Догадываюсь, что все это делается не на честно заработанные деньги. Все эти бесконечные тусовки, на которых все, словно сошедшие с ума, одаривают друг друга признаниями "ты — гений" и "ты — гений". Награждают друг друга эпитетами "великий", "гениальный", "легенда". Сошли с ума. Клянусь, это болезнь, которая на медицинском языке называется манией величия.
"БОГ — ЭТО СОВЕСТЬ"
СЕГОДНЯШНЯЯ ситуация напоминает мне операционную, в которой врачи склонились над больным и долго размышляют, что делать, а он тем временем умирает. Я далек от рецептов, что спасет Россию. Но понимаю одно: каждый человек, в том числе и мы, называющие себя людьми искусства, должен задуматься над тем, как спасти то дело, которым мы занимаемся. Если оно честно, конечно. Надо задуматься над тем, как спасать свою душу. Иначе искусство жестоко отомстит.
Пушкинский Моцарт задает вопрос: совместимы ли гений и злодейство? Ладно, о гениях не будем. Но совместимы ли талант и подлость?

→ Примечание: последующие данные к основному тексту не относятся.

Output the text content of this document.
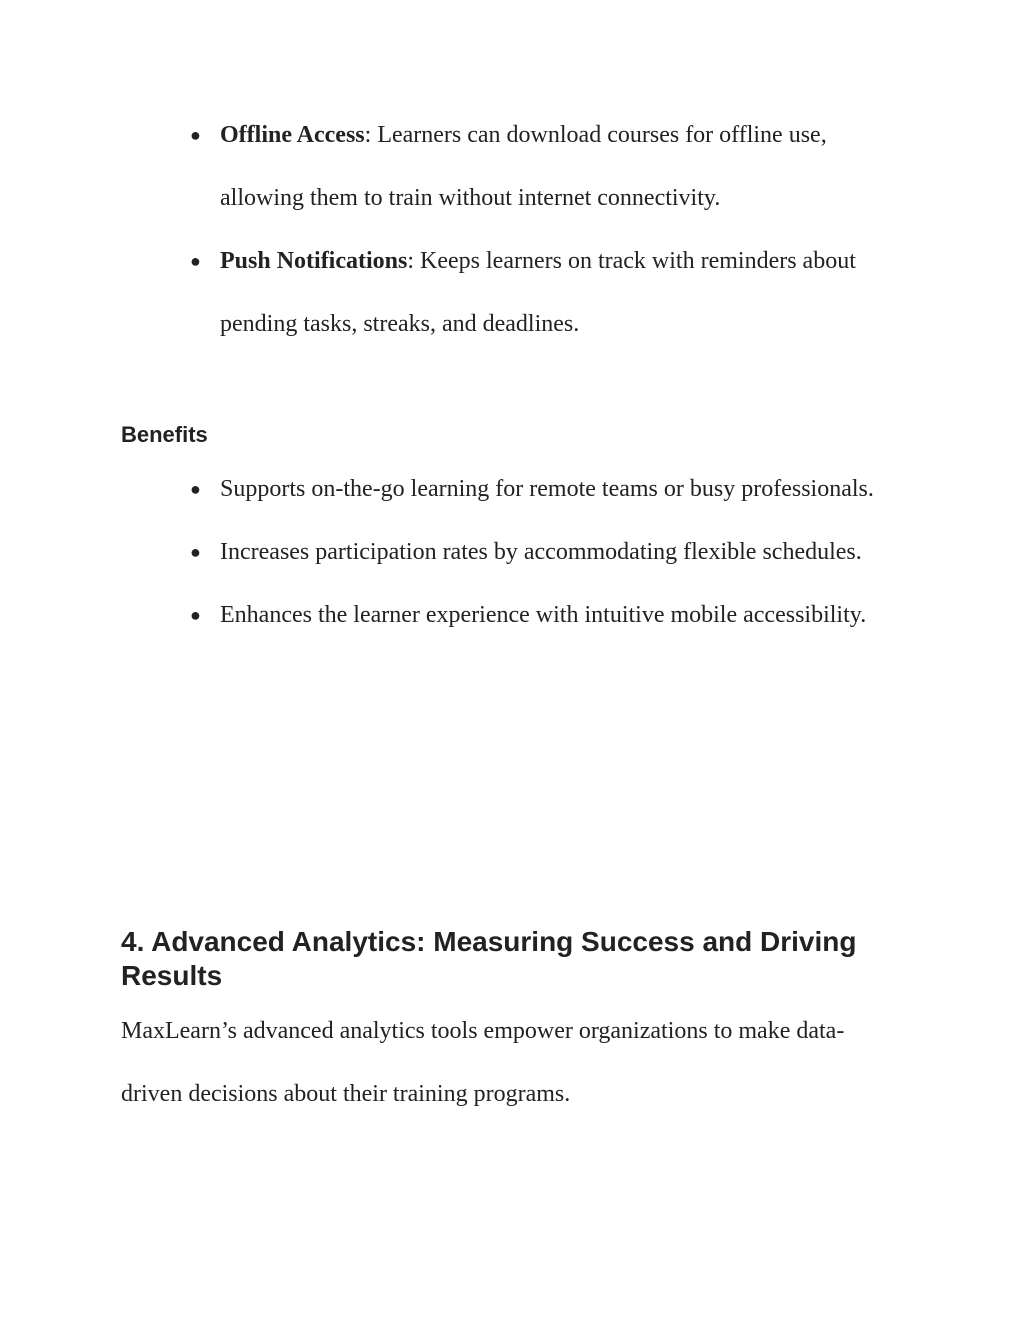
● Offline Access: Learners can download courses for offline use, allowing them to train without internet connectivity.
● Push Notifications: Keeps learners on track with reminders about pending tasks, streaks, and deadlines.
Benefits
● Supports on-the-go learning for remote teams or busy professionals.
● Increases participation rates by accommodating flexible schedules.
● Enhances the learner experience with intuitive mobile accessibility.
4. Advanced Analytics: Measuring Success and Driving Results

MaxLearn’s advanced analytics tools empower organizations to make data-driven decisions about their training programs.
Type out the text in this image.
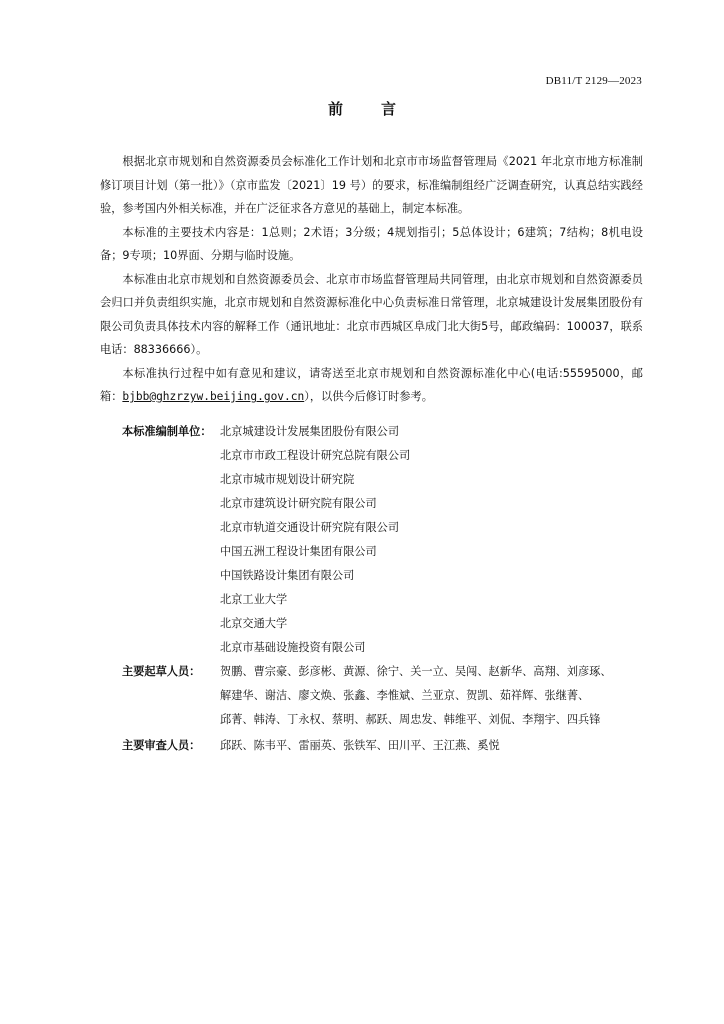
DB11/T 2129—2023
前言

根据北京市规划和自然资源委员会标准化工作计划和北京市市场监督管理局《2021 年北京市地方标准制修订项目计划（第一批）》（京市监发〔2021〕19 号）的要求，标准编制组经广泛调查研究，认真总结实践经验，参考国内外相关标准，并在广泛征求各方意见的基础上，制定本标准。

本标准的主要技术内容是：1总则；2术语；3分级；4规划指引；5总体设计；6建筑；7结构；8机电设备；9专项；10界面、分期与临时设施。

本标准由北京市规划和自然资源委员会、北京市市场监督管理局共同管理，由北京市规划和自然资源委员会归口并负责组织实施，北京市规划和自然资源标准化中心负责标准日常管理，北京城建设计发展集团股份有限公司负责具体技术内容的解释工作（通讯地址：北京市西城区阜成门北大街5号，邮政编码：100037，联系电话：88336666）。

本标准执行过程中如有意见和建议，请寄送至北京市规划和自然资源标准化中心(电话:55595000，邮箱：bjbb@ghzrzyw.beijing.gov.cn），以供今后修订时参考。

本标准编制单位： 北京城建设计发展集团股份有限公司
北京市市政工程设计研究总院有限公司
北京市城市规划设计研究院
北京市建筑设计研究院有限公司
北京市轨道交通设计研究院有限公司
中国五洲工程设计集团有限公司
中国铁路设计集团有限公司
北京工业大学
北京交通大学
北京市基础设施投资有限公司
主要起草人员：	贺鹏、曹宗豪、彭彦彬、黄源、徐宁、关一立、吴闯、赵新华、高翔、刘彦琢、
解建华、谢洁、廖文焕、张鑫、李惟斌、兰亚京、贺凯、茹祥辉、张继菁、
邱菁、韩涛、丁永权、蔡明、郝跃、周忠发、韩维平、刘侃、李翔宇、四兵锋
主要审查人员：	邱跃、陈韦平、雷丽英、张铁军、田川平、王江燕、奚悦
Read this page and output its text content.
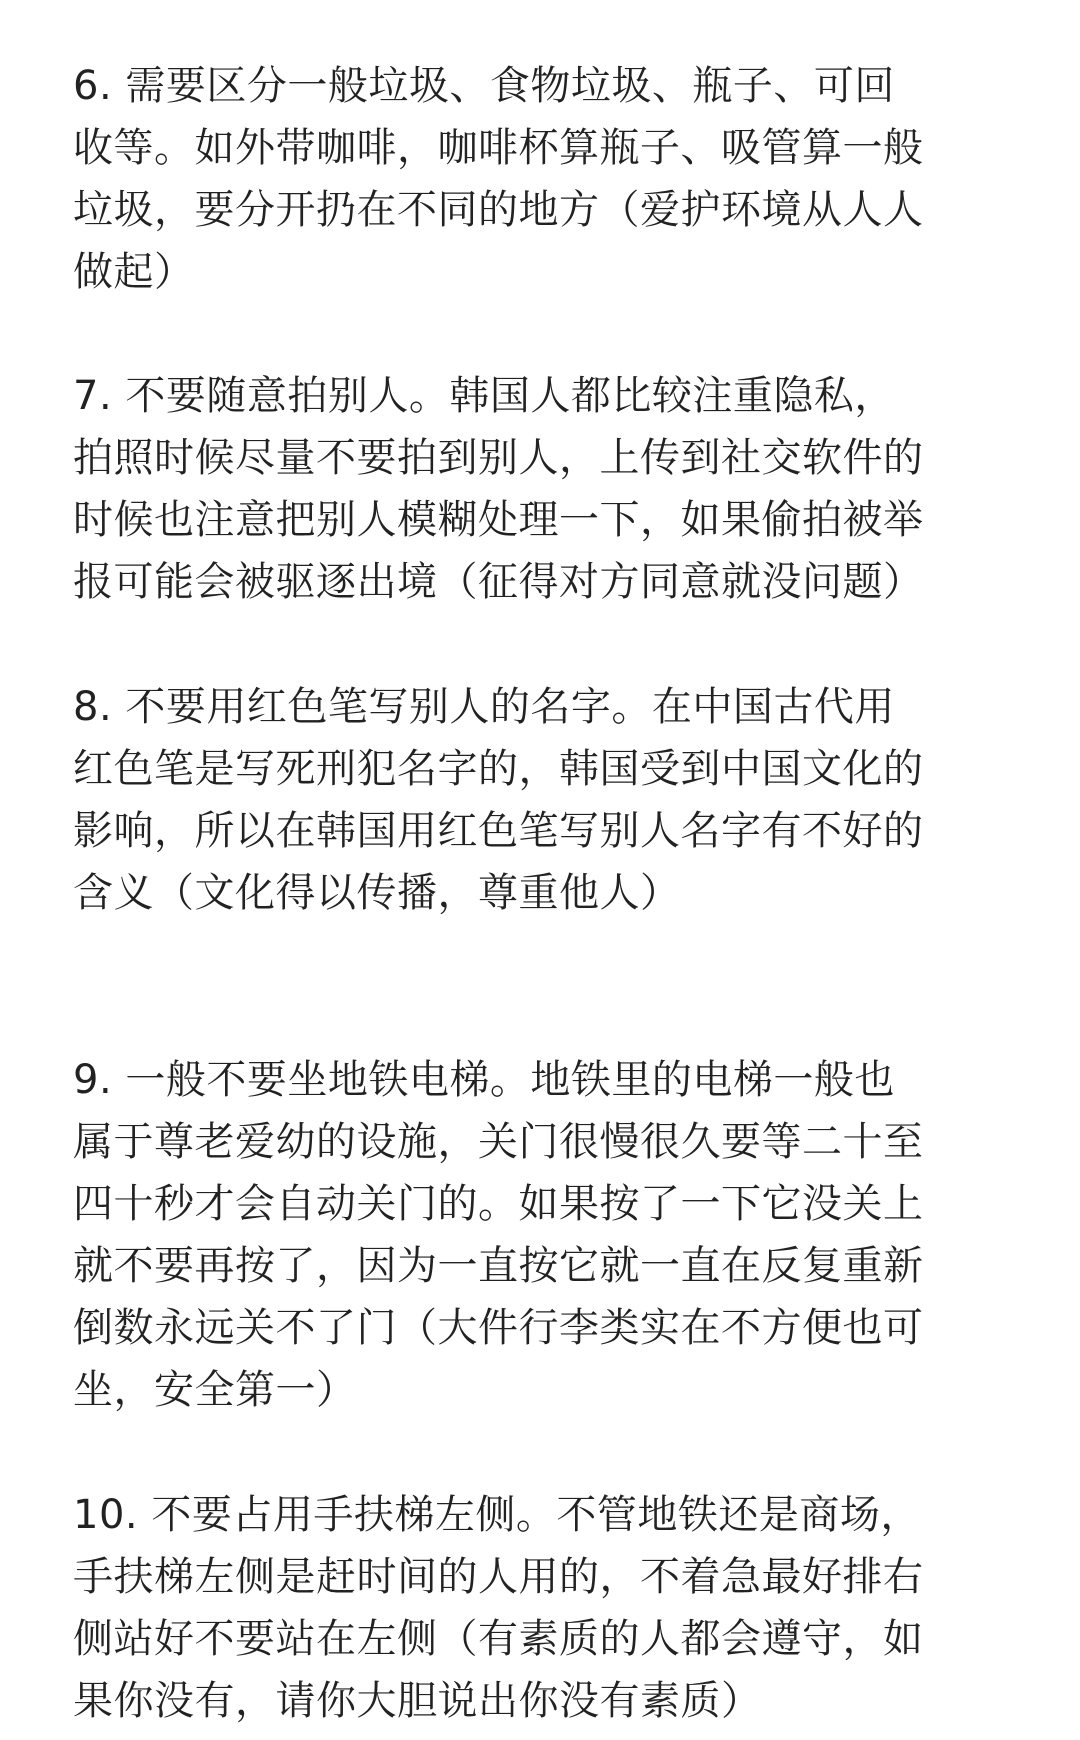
6. 需要区分一般垃圾、食物垃圾、瓶子、可回
收等。如外带咖啡，咖啡杯算瓶子、吸管算一般
垃圾，要分开扔在不同的地方（爱护环境从人人
做起）
7. 不要随意拍别人。韩国人都比较注重隐私，
拍照时候尽量不要拍到别人，上传到社交软件的
时候也注意把别人模糊处理一下，如果偷拍被举
报可能会被驱逐出境（征得对方同意就没问题）
8. 不要用红色笔写别人的名字。在中国古代用
红色笔是写死刑犯名字的，韩国受到中国文化的
影响，所以在韩国用红色笔写别人名字有不好的
含义（文化得以传播，尊重他人）
9. 一般不要坐地铁电梯。地铁里的电梯一般也
属于尊老爱幼的设施，关门很慢很久要等二十至
四十秒才会自动关门的。如果按了一下它没关上
就不要再按了，因为一直按它就一直在反复重新
倒数永远关不了门（大件行李类实在不方便也可
坐，安全第一）
10. 不要占用手扶梯左侧。不管地铁还是商场，
手扶梯左侧是赶时间的人用的，不着急最好排右
侧站好不要站在左侧（有素质的人都会遵守，如
果你没有，请你大胆说出你没有素质）
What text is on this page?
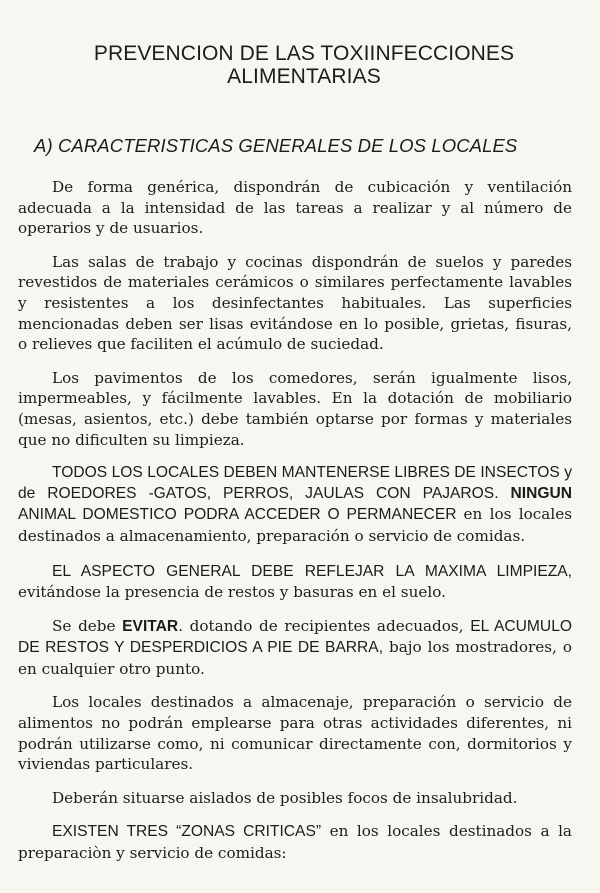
PREVENCION DE LAS TOXIINFECCIONES
ALIMENTARIAS
A) CARACTERISTICAS GENERALES DE LOS LOCALES

De forma genérica, dispondrán de cubicación y ventilación adecuada a la intensidad de las tareas a realizar y al número de operarios y de usuarios.

Las salas de trabajo y cocinas dispondrán de suelos y paredes revestidos de materiales cerámicos o similares perfectamente lavables y resistentes a los desinfectantes habituales. Las superficies mencionadas deben ser lisas evitándose en lo posible, grietas, fisuras, o relieves que faciliten el acúmulo de suciedad.

Los pavimentos de los comedores, serán igualmente lisos, impermeables, y fácilmente lavables. En la dotación de mobiliario (mesas, asientos, etc.) debe también optarse por formas y materiales que no dificulten su limpieza.

TODOS LOS LOCALES DEBEN MANTENERSE LIBRES DE INSECTOS y de ROEDORES -GATOS, PERROS, JAULAS CON PAJAROS. NINGUN ANIMAL DOMESTICO PODRA ACCEDER O PERMANECER en los locales destinados a almacenamiento, preparación o servicio de comidas.

EL ASPECTO GENERAL DEBE REFLEJAR LA MAXIMA LIMPIEZA, evitándose la presencia de restos y basuras en el suelo.

Se debe EVITAR. dotando de recipientes adecuados, EL ACUMULO DE RESTOS Y DESPERDICIOS A PIE DE BARRA, bajo los mostradores, o en cualquier otro punto.

Los locales destinados a almacenaje, preparación o servicio de alimentos no podrán emplearse para otras actividades diferentes, ni podrán utilizarse como, ni comunicar directamente con, dormitorios y viviendas particulares.

Deberán situarse aislados de posibles focos de insalubridad.

EXISTEN TRES “ZONAS CRITICAS” en los locales destinados a la preparaciòn y servicio de comidas:
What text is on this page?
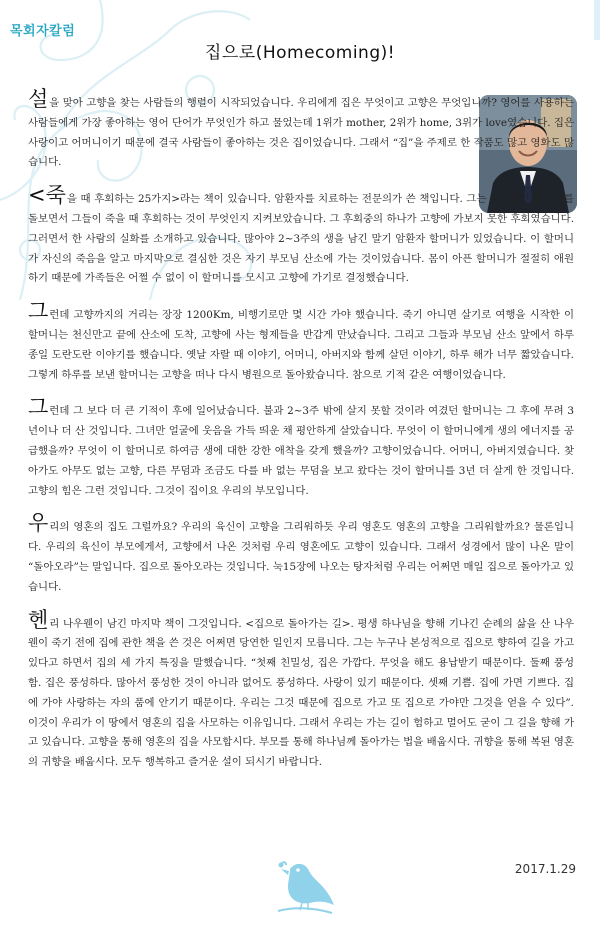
목회자칼럼
집으로(Homecoming)!

설을 맞아 고향을 찾는 사람들의 행렬이 시작되었습니다. 우리에게 집은 무엇이고 고향은 무엇입니까? 영어를 사용하는 사람들에게 가장 좋아하는 영어 단어가 무엇인가 하고 물었는데 1위가 mother, 2위가 home, 3위가 love였습니다. 집은 사랑이고 어머니이기 때문에 결국 사람들이 좋아하는 것은 집이었습니다. 그래서 “집”을 주제로 한 작품도 많고 영화도 많습니다.

<죽을 때 후회하는 25가지>라는 책이 있습니다. 암환자를 치료하는 전문의가 쓴 책입니다. 그는 오랫동안 암환자를 돌보면서 그들이 죽을 때 후회하는 것이 무엇인지 지켜보았습니다. 그 후회중의 하나가 고향에 가보지 못한 후회였습니다. 그러면서 한 사람의 실화를 소개하고 있습니다. 많아야 2~3주의 생을 남긴 말기 암환자 할머니가 있었습니다. 이 할머니가 자신의 죽음을 알고 마지막으로 결심한 것은 자기 부모님 산소에 가는 것이었습니다. 몸이 아픈 할머니가 절절히 애원하기 때문에 가족들은 어쩔 수 없이 이 할머니를 모시고 고향에 가기로 결정했습니다.

그런데 고향까지의 거리는 장장 1200Km, 비행기로만 몇 시간 가야 했습니다. 죽기 아니면 살기로 여행을 시작한 이 할머니는 천신만고 끝에 산소에 도착, 고향에 사는 형제들을 반갑게 만났습니다. 그리고 그들과 부모님 산소 앞에서 하루 종일 도란도란 이야기를 했습니다. 옛날 자랄 때 이야기, 어머니, 아버지와 함께 살던 이야기, 하루 해가 너무 짧았습니다. 그렇게 하루를 보낸 할머니는 고향을 떠나 다시 병원으로 돌아왔습니다. 참으로 기적 같은 여행이었습니다.

그런데 그 보다 더 큰 기적이 후에 일어났습니다. 불과 2~3주 밖에 살지 못할 것이라 여겼던 할머니는 그 후에 무려 3년이나 더 산 것입니다. 그녀만 얼굴에 웃음을 가득 띄운 채 평안하게 살았습니다. 무엇이 이 할머니에게 생의 에너지를 공급했을까? 무엇이 이 할머니로 하여금 생에 대한 강한 애착을 갖게 했을까? 고향이었습니다. 어머니, 아버지였습니다. 찾아가도 아무도 없는 고향, 다른 무덤과 조금도 다를 바 없는 무덤을 보고 왔다는 것이 할머니를 3년 더 살게 한 것입니다. 고향의 힘은 그런 것입니다. 그것이 집이요 우리의 부모입니다.

우리의 영혼의 집도 그럴까요? 우리의 육신이 고향을 그리워하듯 우리 영혼도 영혼의 고향을 그리워할까요? 물론입니다. 우리의 육신이 부모에게서, 고향에서 나온 것처럼 우리 영혼에도 고향이 있습니다. 그래서 성경에서 많이 나온 말이 “돌아오라”는 말입니다. 집으로 돌아오라는 것입니다. 눅15장에 나오는 탕자처럼 우리는 어쩌면 매일 집으로 돌아가고 있습니다.

헨리 나우웬이 남긴 마지막 책이 그것입니다. <집으로 돌아가는 길>. 평생 하나님을 향해 기나긴 순례의 삶을 산 나우웬이 죽기 전에 집에 관한 책을 쓴 것은 어쩌면 당연한 일인지 모릅니다. 그는 누구나 본성적으로 집으로 향하여 길을 가고 있다고 하면서 집의 세 가지 특징을 말했습니다. “첫째 친밀성, 집은 가깝다. 무엇을 해도 용납받기 때문이다. 둘째 풍성함. 집은 풍성하다. 많아서 풍성한 것이 아니라 없어도 풍성하다. 사랑이 있기 때문이다. 셋째 기쁨. 집에 가면 기쁘다. 집에 가야 사랑하는 자의 품에 안기기 때문이다. 우리는 그것 때문에 집으로 가고 또 집으로 가야만 그것을 얻을 수 있다”. 이것이 우리가 이 땅에서 영혼의 집을 사모하는 이유입니다. 그래서 우리는 가는 길이 험하고 멀어도 굳이 그 길을 향해 가고 있습니다. 고향을 통해 영혼의 집을 사모합시다. 부모를 통해 하나님께 돌아가는 법을 배웁시다. 귀향을 통해 복된 영혼의 귀향을 배웁시다. 모두 행복하고 즐거운 설이 되시기 바랍니다.

2017.1.29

Практика показывает, что совместимы. Можно, даже успешно прожив жизнь, почувствовать
"месть" искусства, в каком-то метафизическом смысле.
Почему после жизни о ком-то остаются легенды, а о другом быстро забывают? Не зря говорят, что время все расставляет на свои места. И муза, если позволительно употребить такое слово, брезглива. Она отворачивается от человека, художника, когда он начинает нарушать законы нравственности.
Если вы хотите понять, почему у художника ничего не получается или его творения мертворожденные, ищите корень в
его поведении.
На мой взгляд, участие актеров в агитационных поездках накануне очередных выборов, за которые они получают хорошие деньги, — безнравственно. Единственный способ уберечь себя — это не участвовать во лжи. Я говорю о своей среде, а не о политиках, которые безнравственны по своей природе.
Сегодня реально все — и фашизм, и гражданская война. Я не политик и не экономист. Я — обыватель, честный, надеюсь, человек и хозяин своего ремесла. Ни
на какую другую роль я никогда не претендовал. Поэтому могу уповать только на Господа Бога и на какую-то позитивную энергетику, которая поможет всем нам выстоять. Вы обращали внимание, что у нас всегда есть ощущение упускаемых шансов, всегда есть желание употребить сослагательное "бы"? Если бы Николай II не вмешивался в Первую мировую, если бы Ленин… Так можно продолжать до бесконечности. Но зачем постоянно говорить о прошлом, когда у нас есть будущее
и думать надо в первую очередь о нем?
У меня нет ни капли сожаления, что я вернулся из Израиля на Родину. И больше уезжать я не хочу. Я всегда хотел жить только в России и очень надеюсь дожить здесь до конца своих дней. Даже живя в ТельАвиве, я просил в случае смерти отправить меня в Россию. Хочу быть похоронен в могиле отца, на Введенском кладбище.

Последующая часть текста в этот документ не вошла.